The proposed change would have directly affected the Carr's Store gas station/convenience store at the intersection of routes 101 and 137, which had proposed a $1 million renovation last year that included plans for a drive-thru Dunkin' Donuts.
That plan was withdrawn, said Planning Board Chairman Bruce Simpson. But during the site-plan process, there was confusion about the drive-thru plan because the town zoning ordinance is vague on the subject, so the Planning Board sought public input, then put forth a zoning change proposal based on that feedback, he said.
Wednesday, Simpson said, "We really didn't have a firm sense on the opinion of town for or against, so now we have a better idea of this. We won't be pursuing drive-thrus in town anytime soon."
The vote might have been different if the zoning change had only been proposed in the Commercial Neighborhood District, he said. Misinformation was also spread about fast-food restaurants popping up all over town, which was false, he said.
"It think people, maybe, got misinformation and were scared of the ramifications," he said.
Carter said, "It was never about fear for us, and it was never about Carr's Store. It was about the Planning Board not doing right by the town."

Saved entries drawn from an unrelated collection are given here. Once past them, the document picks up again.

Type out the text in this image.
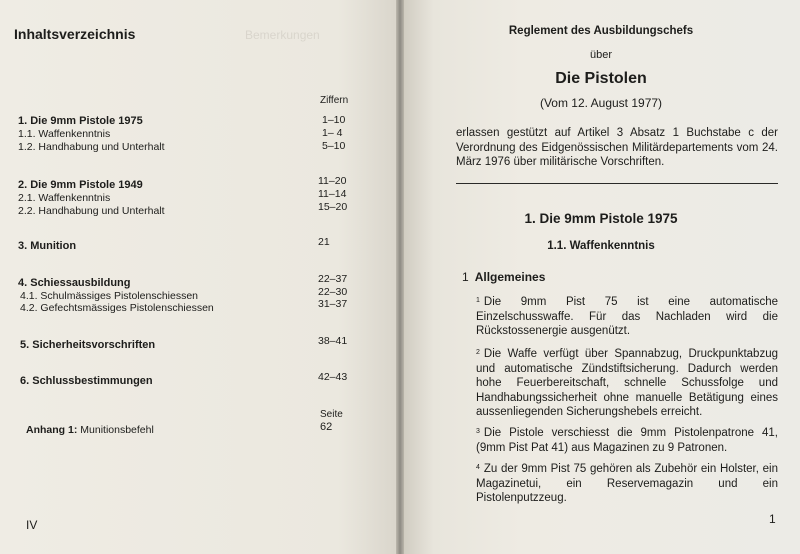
Inhaltsverzeichnis	Bemerkungen
Ziffern
1. Die 9mm Pistole 1975	1–10
1.1. Waffenkenntnis	1– 4
1.2. Handhabung und Unterhalt	5–10
2. Die 9mm Pistole 1949	11–20
2.1. Waffenkenntnis	11–14
2.2. Handhabung und Unterhalt	15–20
3. Munition	21
4. Schiessausbildung	22–37
4.1. Schulmässiges Pistolenschiessen	22–30
4.2. Gefechtsmässiges Pistolenschiessen	31–37
5. Sicherheitsvorschriften	38–41
6. Schlussbestimmungen	42–43
Seite
Anhang 1: Munitionsbefehl	62
IV
Reglement des Ausbildungschefs
über
Die Pistolen
(Vom 12. August 1977)
erlassen gestützt auf Artikel 3 Absatz 1 Buchstabe c der Verordnung des Eidgenössischen Militärdepartements vom 24. März 1976 über militärische Vorschriften.
1. Die 9mm Pistole 1975
1.1. Waffenkenntnis
1 Allgemeines
$^1$ Die 9mm Pist 75 ist eine automatische Einzelschusswaffe. Für das Nachladen wird die Rückstossenergie ausgenützt.
$^2$ Die Waffe verfügt über Spannabzug, Druckpunktabzug und automatische Zündstiftsicherung. Dadurch werden hohe Feuerbereitschaft, schnelle Schussfolge und Handhabungssicherheit ohne manuelle Betätigung eines aussenliegenden Sicherungshebels erreicht.
$^3$ Die Pistole verschiesst die 9mm Pistolenpatrone 41, (9mm Pist Pat 41) aus Magazinen zu 9 Patronen.
$^4$ Zu der 9mm Pist 75 gehören als Zubehör ein Holster, ein Magazinetui, ein Reservemagazin und ein Pistolenputzzeug.
1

All other proposed zoning changes passed, including one that allows gas stations to combine gas and diesel at the same pump by special exception.
Paul Delphia won the Select Board race with 270 votes against write-in candidates Charlie Champagne, who had 137 votes, and Allan "Geoff" Pinney, who had 74.
In a race for town clerk/tax collector, Jeannine R. Dunne won with 368 votes against Gretchen Ann Noe, who had 185.
Champagne, with 14 votes, and Richard Scheinblum, with 19 votes, were elected to the Budget Committee as write-in candidates.
In the Planning Board race, Suzan Macy, with 314 votes, and John Morris, with 275, won the two open seats, defeating Steven Baldwin, who had 249, and Gregg W. Fletcher, who had 182 votes.